About 150 million years ago, a pterosaur experienced an embarrassing mealtime mishap. Attempting to catch and eat a seafood snack, the flying reptile came away one tooth short.
At least, that is the chain of events suggested by a fossil described earlier this week in Scientific Reports: a preserved cephalopod with a pterosaur tooth embedded inside of it.
This “fossilized action snapshot” is the first evidence scientists have that these winged contemporaries of dinosaurs ate prehistoric squid, or at least tried, said Jean-Paul Billon Bruyat, an expert in prehistoric reptiles who was not involved in the research.
The fossil also joins a small group of records that hint at the ecological relationships between ancient creatures.
The specimen, which was found in Germany’s Solnhofen fossil beds, is an 11-inch-long coleoid cephalopod, a precursor to today’s squids, octopuses and cuttlefish. It is preserved well enough that its ink sac and fins are readily visible, as is the very sharp-looking tooth stuck just below its head.

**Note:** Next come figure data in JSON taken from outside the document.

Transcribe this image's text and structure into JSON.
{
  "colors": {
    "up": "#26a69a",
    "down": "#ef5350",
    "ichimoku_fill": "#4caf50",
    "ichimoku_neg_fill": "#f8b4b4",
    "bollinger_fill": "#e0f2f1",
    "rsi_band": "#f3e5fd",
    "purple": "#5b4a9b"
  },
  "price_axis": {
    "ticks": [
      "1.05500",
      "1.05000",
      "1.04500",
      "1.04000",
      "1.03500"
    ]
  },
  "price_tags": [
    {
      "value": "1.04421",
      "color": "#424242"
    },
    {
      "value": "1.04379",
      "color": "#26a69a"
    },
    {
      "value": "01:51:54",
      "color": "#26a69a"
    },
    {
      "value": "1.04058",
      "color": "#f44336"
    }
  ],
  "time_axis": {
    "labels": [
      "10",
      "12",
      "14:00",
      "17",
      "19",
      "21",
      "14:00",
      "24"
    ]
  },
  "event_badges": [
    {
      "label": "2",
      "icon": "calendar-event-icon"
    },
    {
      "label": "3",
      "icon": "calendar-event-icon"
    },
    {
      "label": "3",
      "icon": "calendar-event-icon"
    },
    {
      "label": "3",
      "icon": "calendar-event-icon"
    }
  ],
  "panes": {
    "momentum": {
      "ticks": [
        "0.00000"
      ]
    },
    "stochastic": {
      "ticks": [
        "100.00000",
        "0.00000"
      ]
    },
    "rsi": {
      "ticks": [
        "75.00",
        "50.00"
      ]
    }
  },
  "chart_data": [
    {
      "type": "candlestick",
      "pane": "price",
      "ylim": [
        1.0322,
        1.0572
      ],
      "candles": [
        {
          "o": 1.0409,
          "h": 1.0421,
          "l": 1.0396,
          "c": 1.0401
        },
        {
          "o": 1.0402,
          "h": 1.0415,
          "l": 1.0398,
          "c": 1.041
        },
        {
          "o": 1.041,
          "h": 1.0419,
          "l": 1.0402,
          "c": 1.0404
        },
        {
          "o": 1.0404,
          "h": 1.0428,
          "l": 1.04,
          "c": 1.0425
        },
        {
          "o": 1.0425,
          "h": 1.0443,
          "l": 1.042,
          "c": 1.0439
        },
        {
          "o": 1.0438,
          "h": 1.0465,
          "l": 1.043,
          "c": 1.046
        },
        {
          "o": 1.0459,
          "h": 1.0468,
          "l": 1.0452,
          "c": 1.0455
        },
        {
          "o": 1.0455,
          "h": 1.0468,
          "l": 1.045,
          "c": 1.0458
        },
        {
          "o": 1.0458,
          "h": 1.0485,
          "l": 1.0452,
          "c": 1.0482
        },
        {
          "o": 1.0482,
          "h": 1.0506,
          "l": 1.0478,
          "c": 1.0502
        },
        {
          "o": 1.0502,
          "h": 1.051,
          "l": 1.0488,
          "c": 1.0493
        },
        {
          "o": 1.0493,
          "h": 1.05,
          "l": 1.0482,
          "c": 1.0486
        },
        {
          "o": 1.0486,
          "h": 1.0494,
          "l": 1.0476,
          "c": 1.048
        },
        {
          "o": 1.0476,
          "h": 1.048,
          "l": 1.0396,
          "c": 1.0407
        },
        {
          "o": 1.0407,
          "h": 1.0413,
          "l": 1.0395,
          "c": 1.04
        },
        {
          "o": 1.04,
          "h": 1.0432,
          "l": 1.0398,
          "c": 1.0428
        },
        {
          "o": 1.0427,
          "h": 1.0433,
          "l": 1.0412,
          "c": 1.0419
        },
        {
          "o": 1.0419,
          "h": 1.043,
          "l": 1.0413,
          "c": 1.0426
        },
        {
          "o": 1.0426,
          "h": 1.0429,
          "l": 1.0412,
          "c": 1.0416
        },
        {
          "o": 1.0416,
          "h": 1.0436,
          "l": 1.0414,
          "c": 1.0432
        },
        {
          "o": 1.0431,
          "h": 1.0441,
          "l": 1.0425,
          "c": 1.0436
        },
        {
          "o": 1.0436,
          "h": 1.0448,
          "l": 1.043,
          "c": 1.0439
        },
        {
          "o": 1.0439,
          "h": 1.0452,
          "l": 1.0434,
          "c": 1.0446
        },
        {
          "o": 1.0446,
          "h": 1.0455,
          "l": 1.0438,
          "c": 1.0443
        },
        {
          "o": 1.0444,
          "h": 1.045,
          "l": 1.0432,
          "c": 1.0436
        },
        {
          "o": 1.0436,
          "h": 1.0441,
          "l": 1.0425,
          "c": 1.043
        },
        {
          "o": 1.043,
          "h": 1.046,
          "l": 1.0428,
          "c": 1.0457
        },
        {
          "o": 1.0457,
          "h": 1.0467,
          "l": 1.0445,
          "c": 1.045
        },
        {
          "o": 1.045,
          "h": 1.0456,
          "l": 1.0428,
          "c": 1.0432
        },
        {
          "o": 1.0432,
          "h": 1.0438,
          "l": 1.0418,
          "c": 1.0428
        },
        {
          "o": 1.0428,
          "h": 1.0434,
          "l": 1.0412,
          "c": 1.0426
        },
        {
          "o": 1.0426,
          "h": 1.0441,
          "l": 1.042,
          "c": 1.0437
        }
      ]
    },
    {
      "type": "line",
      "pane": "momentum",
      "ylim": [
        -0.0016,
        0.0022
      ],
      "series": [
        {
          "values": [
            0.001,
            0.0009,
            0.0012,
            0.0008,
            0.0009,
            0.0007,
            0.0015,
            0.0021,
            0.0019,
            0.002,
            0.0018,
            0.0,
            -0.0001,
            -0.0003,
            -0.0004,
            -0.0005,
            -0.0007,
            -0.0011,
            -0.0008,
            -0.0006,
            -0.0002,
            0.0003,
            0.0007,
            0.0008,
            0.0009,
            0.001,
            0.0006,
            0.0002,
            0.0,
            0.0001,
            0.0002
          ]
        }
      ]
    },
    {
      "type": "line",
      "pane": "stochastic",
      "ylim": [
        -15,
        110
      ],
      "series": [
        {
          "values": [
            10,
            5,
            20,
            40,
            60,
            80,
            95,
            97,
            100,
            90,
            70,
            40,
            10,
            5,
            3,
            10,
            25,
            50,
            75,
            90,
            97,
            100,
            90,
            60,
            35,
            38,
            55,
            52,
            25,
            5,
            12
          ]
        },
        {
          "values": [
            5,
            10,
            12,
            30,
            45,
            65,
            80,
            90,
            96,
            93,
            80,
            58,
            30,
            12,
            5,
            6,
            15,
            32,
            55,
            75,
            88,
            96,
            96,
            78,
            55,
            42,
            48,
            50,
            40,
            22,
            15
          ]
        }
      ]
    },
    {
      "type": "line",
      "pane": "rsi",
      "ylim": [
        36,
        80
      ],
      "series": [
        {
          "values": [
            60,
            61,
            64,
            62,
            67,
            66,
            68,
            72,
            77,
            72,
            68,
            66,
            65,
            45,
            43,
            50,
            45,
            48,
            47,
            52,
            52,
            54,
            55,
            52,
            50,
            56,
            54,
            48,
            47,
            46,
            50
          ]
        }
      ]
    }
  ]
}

René Hoffmann, an author of the paper and a postdoctoral researcher at Ruhr-Universität Bochum in Germany and an expert in prehistoric cephalopods, came across a photo of the fossil last year and was immediately intrigued.
“Two fossils together could give us an idea of predator-prey relationships,” he said.
Based on the tooth’s shape, size and texture, along with the fossil’s location and age, the tooth probably belonged to Rhamphorhynchus muensteri. The species had a five-foot wingspan, said Jordan Bestwick, a paleobiologist at the University of Leicester in England who specializes in pterosaur diets and was an author of the paper.
Rhamphorhynchus hunted fish, likely by flying over the water and snapping them up. But this is the first direct evidence that these pterosaurs also had a taste for cephalopods, said Dr. Bestwick.
It is also the only record of “a failed predation attempt” made by any pterosaur. (Sorry, bud.)
The researchers also used ultraviolet light — which can differentiate between sediment and formerly living tissue — to determine if the tooth was stuck inside the cephalopod when both were fossilized, not merely lying on top. Overlap between the mantle tissue and the tip of the tooth showed that the tooth was embedded least half an inch deep.
Once that was settled, the researchers imagined the scenario.
Reconstructing ancient encounters is always “highly speculative,” said Dr. Hoffmann. But he pictured the pterosaur flying over the water when its shadow scared a group of cephalopods, which began jumping out of the water.
“Then the pterosaur grabbed one, but not perfectly,” said Dr. Hoffmann. The cephalopod thrashed around. It managed to get away — and took the reptile’s tooth with it.
For the sea creature, a daring escape. For the pterosaur, a calamari calamity.
But one that led to some scientific insight, at least. “It is very difficult to demonstrate a fossilized predator-prey relationship,” said Dr. Billon-Bruyat. Paleontologists sometimes find preserved prey within a predator’s stomach or throat, or inside fossilized feces, called coprolites.
Occasionally, more creative interspecies encounters are preserved. Last year, Dr. Billon-Bruyat was part of a team that studied the shell of an ancient sea turtle that had apparently been stepped on by a sauropod.
And the tables may have been turned on some pterosaurs. They have been found often enough next to a fossilized large prehistoric fish called Aspidorhynchus that some researchers think the flying reptiles were frequently seized by the fish.
Although Dr. Billon-Bruyat is convinced by the new paper’s interpretation of the cephalopod fossil, other experts are less certain.
Because the tooth is embedded in soft tissue rather than bone, it is possible the two became entangled in some other way, said Jingmai O’Connor, a postdoctoral researcher at the Institute of Vertebrate Paleontology and Paleoanthropology in Beijing: “Perhaps the squid fell to the bottom of the sea when it died and landed on a pterosaur tooth.”
Dr. O’Connor also wondered why pterosaurs would have eaten cephalopods if doing so was so risky, although she granted that everyone has bad luck.
“I’ve broken a tooth eating a samosa,” she said. “So nearly anything is possible.”